Within our sequence; we observed and mimicked visitors looking poses subtly, at times playing a relay game between the group copying, someone copying a visitor. We reacted to the artwork physically either imagining there was a wire of current from the painting through to us or reacting to the painting through movement. In front of Pablo Picasso's The Studio 1955. I elongated by body trying to make myself as tall, stiff and calm as the person I saw in the bottom right (which is actually a sculpted head on a stall), holding this until someone

copied me in the relay. By shuffling back and forth in front of a painting we found our own individual comfortable position to view it from, through this I discovered artwork a had previously overlooked.












In front of Toby Ziegler’s “The Hedonistic Imperative” we imagined we were tracing the circles with a pencil on the end of our nose, this bit was so funny as our heads moved confidently in an odd jerk.









We explored extending moments of stillness; collectively pausing and looking upwards, in front of art works and architectural elements of the gallery.









Joseph Beuys "Lightning with Stag in its Glare"

Walking then stopping abruptly and looking at artwork for an extended time period from a distance, these moments were beautifully awkward and surreal, like a cattle grazing through the gallery. A group spread apart but together in a moment of stillness. By pausing long enough you passed an awkward stage into a calm appreciative still state, which we would snap out off and move on to repeat after a few steps.

We then translated the combination of sequences for each room to Level 3: Poetry and Dream, this was really interesting as we didn’t talk about what we would do but as a group moved through the gallery through our sequence choosing how to m

ove spontaneously. Some of the best moments were accidental and coincidental, as group we paused collectively spread out in room 6 with Joseph Beuys “Lightning with Stag in its Glare” for a really extended moment of time and Ragnal from The Chomleys herd the gallery assistant say “beautiful” in reaction. On the same night we were running through our sequence as the galley was closing, we had collected to lean backwards and peer over our shoulders through the doors into the next room, coincidently as the gallery assistant was closing the door. Oo beautiful.







first whirlpool practice

We experimented with all of us flocking to a space, as each group finished their sequences through Level 3 we planed to meet on the concourse to form a whirlpool of people and exit slowly down the stairs. Unaware of how long each group would take the whirlpool grew slowly, as it sped up we accidently wrapped a group of school girls which was funny, as they were squawking “What’s going on?!”
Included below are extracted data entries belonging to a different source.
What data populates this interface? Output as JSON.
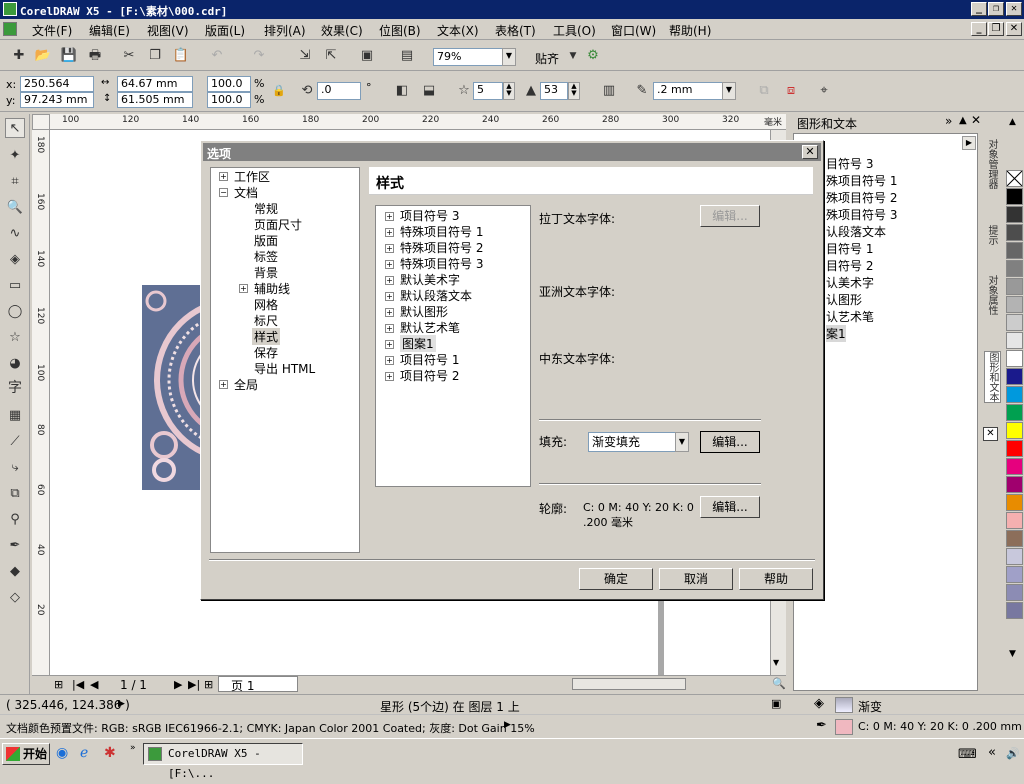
{
  "titlebar": {
    "title": "CorelDRAW X5 - [F:\\素材\\000.cdr]",
    "min": "_",
    "restore": "❐",
    "close": "✕"
  },
  "menubar": {
    "items": [
      "文件(F)",
      "编辑(E)",
      "视图(V)",
      "版面(L)",
      "排列(A)",
      "效果(C)",
      "位图(B)",
      "文本(X)",
      "表格(T)",
      "工具(O)",
      "窗口(W)",
      "帮助(H)"
    ]
  },
  "toolbar1": {
    "zoom": "79%",
    "snap_label": "贴齐"
  },
  "propbar": {
    "x_label": "x:",
    "x": "250.564 mm",
    "y_label": "y:",
    "y": "97.243 mm",
    "w": "64.67 mm",
    "h": "61.505 mm",
    "sx": "100.0",
    "sy": "100.0",
    "pct": "%",
    "rotation": ".0",
    "deg": "°",
    "points": "5",
    "sharpness": "53",
    "outline_width": ".2 mm"
  },
  "ruler": {
    "h_ticks": [
      "100",
      "120",
      "140",
      "160",
      "180",
      "200",
      "220",
      "240",
      "260",
      "280",
      "300",
      "320"
    ],
    "unit": "毫米",
    "v_ticks": [
      "180",
      "160",
      "140",
      "120",
      "100",
      "80",
      "60",
      "40",
      "20"
    ]
  },
  "pager": {
    "count": "1 / 1",
    "page_tab": "页 1"
  },
  "docker": {
    "title": "图形和文本",
    "items": [
      "目符号 3",
      "殊项目符号 1",
      "殊项目符号 2",
      "殊项目符号 3",
      "认段落文本",
      "目符号 1",
      "目符号 2",
      "认美术字",
      "认图形",
      "认艺术笔",
      "案1"
    ],
    "tabs": [
      "对象管理器",
      "提示",
      "对象属性",
      "图形和文本"
    ]
  },
  "palette": {
    "colors": [
      "#000000",
      "#333333",
      "#4d4d4d",
      "#666666",
      "#808080",
      "#999999",
      "#b3b3b3",
      "#cccccc",
      "#e6e6e6",
      "#ffffff",
      "#1a1a8c",
      "#0099dd",
      "#00a050",
      "#ffff00",
      "#ff0000",
      "#e6007e",
      "#a0006e",
      "#e88c00",
      "#f5b0b0",
      "#8c6e5a",
      "#c8c8dc",
      "#a0a0c8",
      "#8c8cb4",
      "#7878a0"
    ]
  },
  "dialog": {
    "title": "选项",
    "close": "✕",
    "tree": {
      "workspace": "工作区",
      "document": "文档",
      "children": [
        "常规",
        "页面尺寸",
        "版面",
        "标签",
        "背景",
        "辅助线",
        "网格",
        "标尺",
        "样式",
        "保存",
        "导出 HTML"
      ],
      "global": "全局"
    },
    "section_title": "样式",
    "styles": [
      "项目符号 3",
      "特殊项目符号 1",
      "特殊项目符号 2",
      "特殊项目符号 3",
      "默认美术字",
      "默认段落文本",
      "默认图形",
      "默认艺术笔",
      "图案1",
      "项目符号 1",
      "项目符号 2"
    ],
    "latin_font_label": "拉丁文本字体:",
    "asian_font_label": "亚洲文本字体:",
    "me_font_label": "中东文本字体:",
    "edit_label": "编辑...",
    "fill_label": "填充:",
    "fill_value": "渐变填充",
    "outline_label": "轮廓:",
    "outline_value_1": "C: 0 M: 40 Y: 20 K: 0",
    "outline_value_2": ".200 毫米",
    "ok": "确定",
    "cancel": "取消",
    "help": "帮助"
  },
  "status": {
    "coords": "( 325.446, 124.386 )",
    "object": "星形 (5个边) 在 图层 1 上",
    "fill_name": "渐变",
    "profile": "文档颜色预置文件: RGB: sRGB IEC61966-2.1; CMYK: Japan Color 2001 Coated; 灰度: Dot Gain 15%",
    "outline_desc": "C: 0 M: 40 Y: 20 K: 0  .200 mm"
  },
  "taskbar": {
    "start": "开始",
    "task": "CorelDRAW X5 - [F:\\..."
  }
}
In the Turbine Hall we explored inappropriate and contrasting behaviour of visitors. Observing that visitors casually walk, talk, glance around and up, sit, take photos and generally walk diagonally across the ramp. We behaved as if we were in the gallery, peering and examining invisible artworks at eye height on the walls, walking vertically and horizontally in contrast to diagonally and adjusting our walking speed to casual cruising slow gallery pace and a fast pace. While walking in the group we used code words to change our direction and movements such as; shop, stately home, disperse, linear and backwards. If someone said “linear” we would quickly disperse like a bomb in straight lines then form back together as a group.

One night we swopped group leaders and they gave us a tour of the other groups movements instructing as “You begin by looking at this painting. You stop and walk 10 paces to the wall. You are sucked into the paint and start twitching from your shoulders down to your knees”. This was exciting as we were being told how to move though the gallery and physically interact with the artwork. Instead of a content and context guide - a physical guide not being told to do something but being told you are doing something, so you do it.